01 juillet 2018

30/ Les Passeurs de livres de Daraya

C'est en tombant sur cette photo en octobre 2015, sur le facebook de Humans of Syria, et surtout en en lisant la légende, que Delphine Minoui, grand reporter au Figaro, décide d'en retrouver l'auteur:
https://www.facebook.com/HumanOSyria/

une bibliothèque secrète au coeur de Daraya

S'ensuivent des liaisons via skype et what's app avec Ahmad, le photographe en question, qui va nous conter la fabuleuse histoire d'une résistance, pacifiste ou armée, face aux forces de destruction massive développée sous les ordres de Bachar al-Assad. Une bibliothèque clandestine depuis fin 2013, face à la barbarie et la mort.

"- Notre révolution s'est faite pour construire, pas pour détruire."p.18
"- Les livres, c'est notre façon de rattraper le temps perdu, d'effacer à jamais l'ignorance, énonce-t-il à mi-voix." p.24
"Pour lui, ce lieu n'est pas seulement un espoir de guérison, c'est aussi un sas de respiration. Une page d'espoir dans le roman noir de la Syrie."p.27

D'autres activistes insoumis, Abou, Omar, Shadi, Hussam, vont se succéder devant la webcam et ainsi partager leur goût pour les livres, passion toute récente pour certains, leurs réflexions et leur courage.
Daraya, la ville rebelle, a résisté à la dictature tant qu'elle a pu, mais elle a su résister également aux intégristes.
Récit bouleversant, on enrage de voir à quel point le combat est inégal, à quel point, les autorités internationales , comme d'habitude, les laisse tomber. Et eux gardent espoir après avoir compris qu'un autre monde était possible, et, comme la Révolution française, cela prendra du temps...

"- La guerre est perverse, elle transforme les hommes, elle tue les émotions, les angoisses, les peurs. Quand on est en guerre, on voit le monde différemment. La lecture est divertissante, elle nous maintient en vie. Si nous lisons, c'est avant tout pour rester humain." p.49

et p.90, l'auteure nous donne la traduction de ce qui est écrit sur le dessin mural, qui sert de couverture au livre:
"Avant, on blaguait en disant: pourvu que l'école s'effondre. Et elle s'est effondrée."
et en lettre de sang, l'élève est en train d'écrire "Daraya" qui signifie "nombreuses maisons"...
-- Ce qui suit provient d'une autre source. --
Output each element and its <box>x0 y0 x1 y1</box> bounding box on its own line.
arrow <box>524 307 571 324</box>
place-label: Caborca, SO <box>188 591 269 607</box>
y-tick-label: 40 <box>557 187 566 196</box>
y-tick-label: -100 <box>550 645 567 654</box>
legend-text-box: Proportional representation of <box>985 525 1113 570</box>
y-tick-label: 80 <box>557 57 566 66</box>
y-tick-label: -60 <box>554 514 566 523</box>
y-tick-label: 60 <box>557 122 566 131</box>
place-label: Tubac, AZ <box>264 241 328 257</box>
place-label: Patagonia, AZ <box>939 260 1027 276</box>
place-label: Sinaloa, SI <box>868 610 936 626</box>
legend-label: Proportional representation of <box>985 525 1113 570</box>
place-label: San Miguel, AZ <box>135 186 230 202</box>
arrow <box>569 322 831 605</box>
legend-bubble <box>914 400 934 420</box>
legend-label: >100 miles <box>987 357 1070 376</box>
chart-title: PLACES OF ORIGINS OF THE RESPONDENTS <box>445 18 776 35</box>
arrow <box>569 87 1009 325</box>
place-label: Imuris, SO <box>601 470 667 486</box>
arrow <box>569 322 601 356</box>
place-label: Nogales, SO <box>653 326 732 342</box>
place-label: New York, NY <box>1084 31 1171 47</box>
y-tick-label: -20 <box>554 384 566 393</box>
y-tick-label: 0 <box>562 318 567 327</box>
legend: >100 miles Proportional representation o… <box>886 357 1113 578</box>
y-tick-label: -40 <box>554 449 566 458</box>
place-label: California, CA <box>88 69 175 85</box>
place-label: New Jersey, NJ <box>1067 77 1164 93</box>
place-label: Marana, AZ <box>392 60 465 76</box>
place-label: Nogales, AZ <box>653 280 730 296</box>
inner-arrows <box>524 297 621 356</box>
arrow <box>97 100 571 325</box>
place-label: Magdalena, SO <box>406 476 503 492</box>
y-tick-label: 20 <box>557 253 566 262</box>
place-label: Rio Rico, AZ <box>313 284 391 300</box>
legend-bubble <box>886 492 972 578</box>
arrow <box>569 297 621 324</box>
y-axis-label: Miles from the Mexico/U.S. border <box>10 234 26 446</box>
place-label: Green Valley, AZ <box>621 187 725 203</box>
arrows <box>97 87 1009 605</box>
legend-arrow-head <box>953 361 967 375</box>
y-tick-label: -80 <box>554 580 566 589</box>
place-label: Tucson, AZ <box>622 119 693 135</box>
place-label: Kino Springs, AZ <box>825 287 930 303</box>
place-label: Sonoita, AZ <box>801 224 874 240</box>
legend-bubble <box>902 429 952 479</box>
Quelques uns des livres de Daraya:
L'Alchimiste, de Paulo Coelho
Al-Muqaddima (Le Livre des exemples), d'Ibn Khaldoun (historien tunisien qui tente de déterminer les causes de la montée et du déclin des dynasties arabes)
Le Petit Prince, de Saint-Exupéry
La Coquille (Al-Qawaqa'a), de Moustafa Khalifé (récit à la première personne des douze années de détention dans la  "prison du désert", la redoutable prison de Palmyre. Est traduit de l'arabe chez Actes Sud.)
Les Misérables, de Victor Hugo
Les sept habitudes des gens efficaces, de Stephen Covey (manuel de développement personnel, "Ce livre nous est précieux, précise Ahmad. C'est un peu notre boussole"p.83)





"Debout sur une petit scène improvisée, deux chanteurs entonnent des airs connus dans un micro. Comme un seul corps, la foule se met à fredonner une mélodie chargée d'allégresse. "Jenna! Jenna!" Paradis! Paradis! Je reconnais ce refrain, c'est le refrain de leur révolution, qu'ils ont ressusité au fond de leur sous-sol.
"Jenna! Jenna!"répètent-ils en choeur. L'appel lancinant d'une espérance. Le baume d'un chant, celui de la liberté, rescapé des profondeurs de la cité."

Un livre indispensable!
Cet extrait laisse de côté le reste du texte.